I'm working with sentinel 2 images that cut with a bbox with QGis. Some of those images aren't completely under the bbox so Qgis put the lowest float value close to 0 as a NoData value. I tried to indicate that i want a specific value as a NoData but it doesn't work with every pixel since I have now the specific value I told him to put -4.444444 but -3.402823466e+38 values aswell.

So I tried to remove it from the dataframe I'm working on (image opened with rasterio), with :

 df_annee.replace(-3.402823466e+38, np.nan, inplace=True)

I tried to put the value of the dataframe in a variable that I'm calling to replace it :

i = df_mois.loc[:,'Valeurs'][0][5]
df_annee.replace(i, np.nan, inplace=True)

I tried to replace it directly from the array with the script i'm using to create my dataframe :

src = (rasterio.open(each_directory))
array = src.read(1)
array[(array<-2)] = np.nan
array[(array > -2.412823466e+38 ) | (array < -1.401823466e+38 )] = np.nan
array[(array == -3.402823466e+38)] = np.nan

Nothing worked. The problem with this value is that I want to average the values of my images to plot it but seaborn plots consider -3.402823466e+38 as -3, my plot end up false and np.mean() or mean(df) doesn't recognize these values as NoData so my average ends up to be really close to 0 even when it's not.

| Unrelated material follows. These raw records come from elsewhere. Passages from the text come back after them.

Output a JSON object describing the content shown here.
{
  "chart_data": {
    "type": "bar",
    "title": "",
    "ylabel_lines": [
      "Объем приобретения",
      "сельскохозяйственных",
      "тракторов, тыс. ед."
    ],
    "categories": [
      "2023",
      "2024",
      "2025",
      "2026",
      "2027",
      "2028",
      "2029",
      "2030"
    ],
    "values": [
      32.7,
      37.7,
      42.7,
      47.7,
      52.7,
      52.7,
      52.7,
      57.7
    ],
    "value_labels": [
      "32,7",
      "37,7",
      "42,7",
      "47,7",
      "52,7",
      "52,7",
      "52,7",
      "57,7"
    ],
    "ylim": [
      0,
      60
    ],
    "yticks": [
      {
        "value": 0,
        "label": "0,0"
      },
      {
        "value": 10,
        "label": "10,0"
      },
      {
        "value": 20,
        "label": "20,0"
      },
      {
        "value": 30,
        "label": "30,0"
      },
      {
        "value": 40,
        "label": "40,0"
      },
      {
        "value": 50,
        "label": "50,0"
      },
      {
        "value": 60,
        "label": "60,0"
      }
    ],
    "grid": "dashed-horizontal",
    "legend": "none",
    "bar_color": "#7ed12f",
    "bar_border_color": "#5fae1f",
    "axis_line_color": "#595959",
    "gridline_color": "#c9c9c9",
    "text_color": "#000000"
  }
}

This loop can find all my values but not the -3.402823466e+38 one :

for i in range(len(df_mois.loc[:,"Valeurs"])):
    for y in range(len(df_mois.loc[:,"Valeurs"][0])):
        for x in range(y): 
            #print(df_mois.loc[:,"Valeurs"][i][y][x])
            if df_mois.loc[:,"Valeurs"][i][y][x] < 0.001 and df_mois.loc[:,"Valeurs"][i][y][x] > -0.00001:
                print(df_mois.loc[:,"Valeurs"][i][y][x])
                print('coucou')

Another weird thing is that, my numbers are in float 32 but I have +38 numbers in my dataframe ...

What can I do ?


Solution

  • The reason why this specific value appears is unclear to me. On the other hand, I was able to resolve my problem by looking at when it first started to appears in my images. I didn't noticed it at first because I did several treatments on QGis and it was able to handle it.

    At first I,

    1 - superimposed in Python with otbcli_superimpose
    only my bands at a resolution of 20 with a band at 10 to save time and didn't realised all my images weren't at the same spatial resolution (because I was in degre-EPSG 4326-)

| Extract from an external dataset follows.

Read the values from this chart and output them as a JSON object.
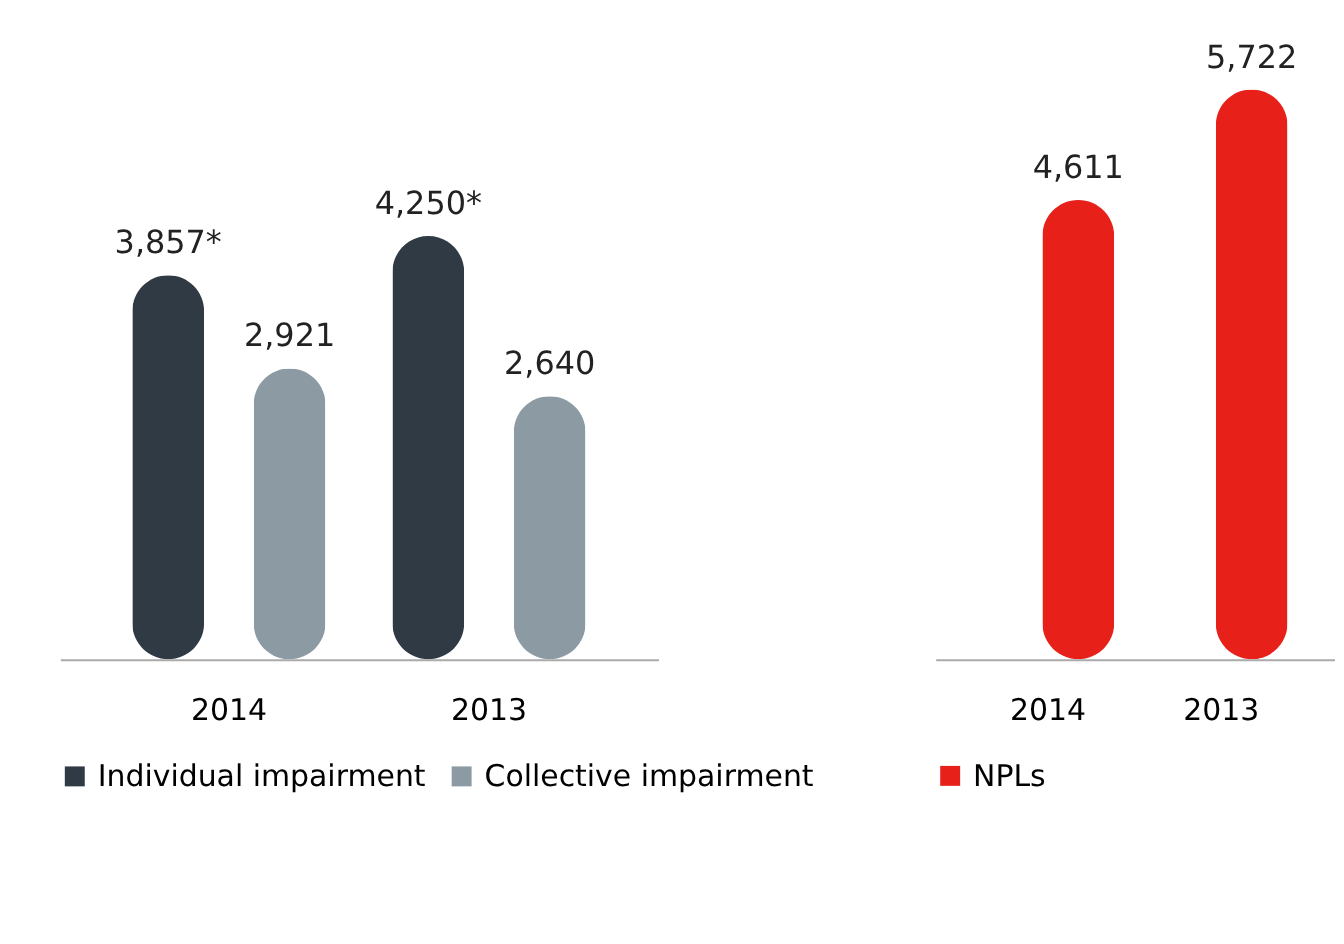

    2- averaged my images with BandMath in QGIS
    The second problem was the NoData values. As for the spatial resolution, Bandmath in QGis was able to handle it (or hide it) but not python.There was a problem but QGis just went for it without telling me there was a problem, so I was able to average my images with Bandmath without noticing anything.

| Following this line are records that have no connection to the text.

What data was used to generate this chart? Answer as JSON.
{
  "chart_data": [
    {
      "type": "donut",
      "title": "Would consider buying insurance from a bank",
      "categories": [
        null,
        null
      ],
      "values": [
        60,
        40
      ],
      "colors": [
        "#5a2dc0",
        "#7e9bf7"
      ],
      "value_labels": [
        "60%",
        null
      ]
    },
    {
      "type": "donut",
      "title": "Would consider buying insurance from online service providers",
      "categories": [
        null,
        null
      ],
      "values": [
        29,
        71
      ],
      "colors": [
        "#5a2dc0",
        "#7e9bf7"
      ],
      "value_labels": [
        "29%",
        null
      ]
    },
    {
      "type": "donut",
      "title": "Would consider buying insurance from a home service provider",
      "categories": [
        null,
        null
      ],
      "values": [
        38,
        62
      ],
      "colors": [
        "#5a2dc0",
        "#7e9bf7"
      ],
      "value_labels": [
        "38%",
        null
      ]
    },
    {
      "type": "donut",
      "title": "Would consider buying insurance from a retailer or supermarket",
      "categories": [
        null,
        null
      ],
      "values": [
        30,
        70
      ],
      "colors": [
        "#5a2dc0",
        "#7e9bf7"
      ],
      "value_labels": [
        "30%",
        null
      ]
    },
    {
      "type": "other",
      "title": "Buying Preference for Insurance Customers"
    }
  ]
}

    3- wanted to plot those images with Pandas, seaborn
    that's when I noticed my matrices were weird and that I wasn't able to handle the -3.402823466e+38 value.

    So I did all the process again with :

    1- otbcli_superimpose all my images with one image
    2- gdalwarp -cutline to cut all my images the same way, specifying the nodata value with -dstnodata
    3- gdalmerge.py to merge the images that where not in the same tile
    4- otbcli_BandMath to average them.

    I think in the future I'll not use QGis again if I need to open my images with python afterwards I have no idea how to specify some parameters and QGis can run with it being implicit so that's not a good practice.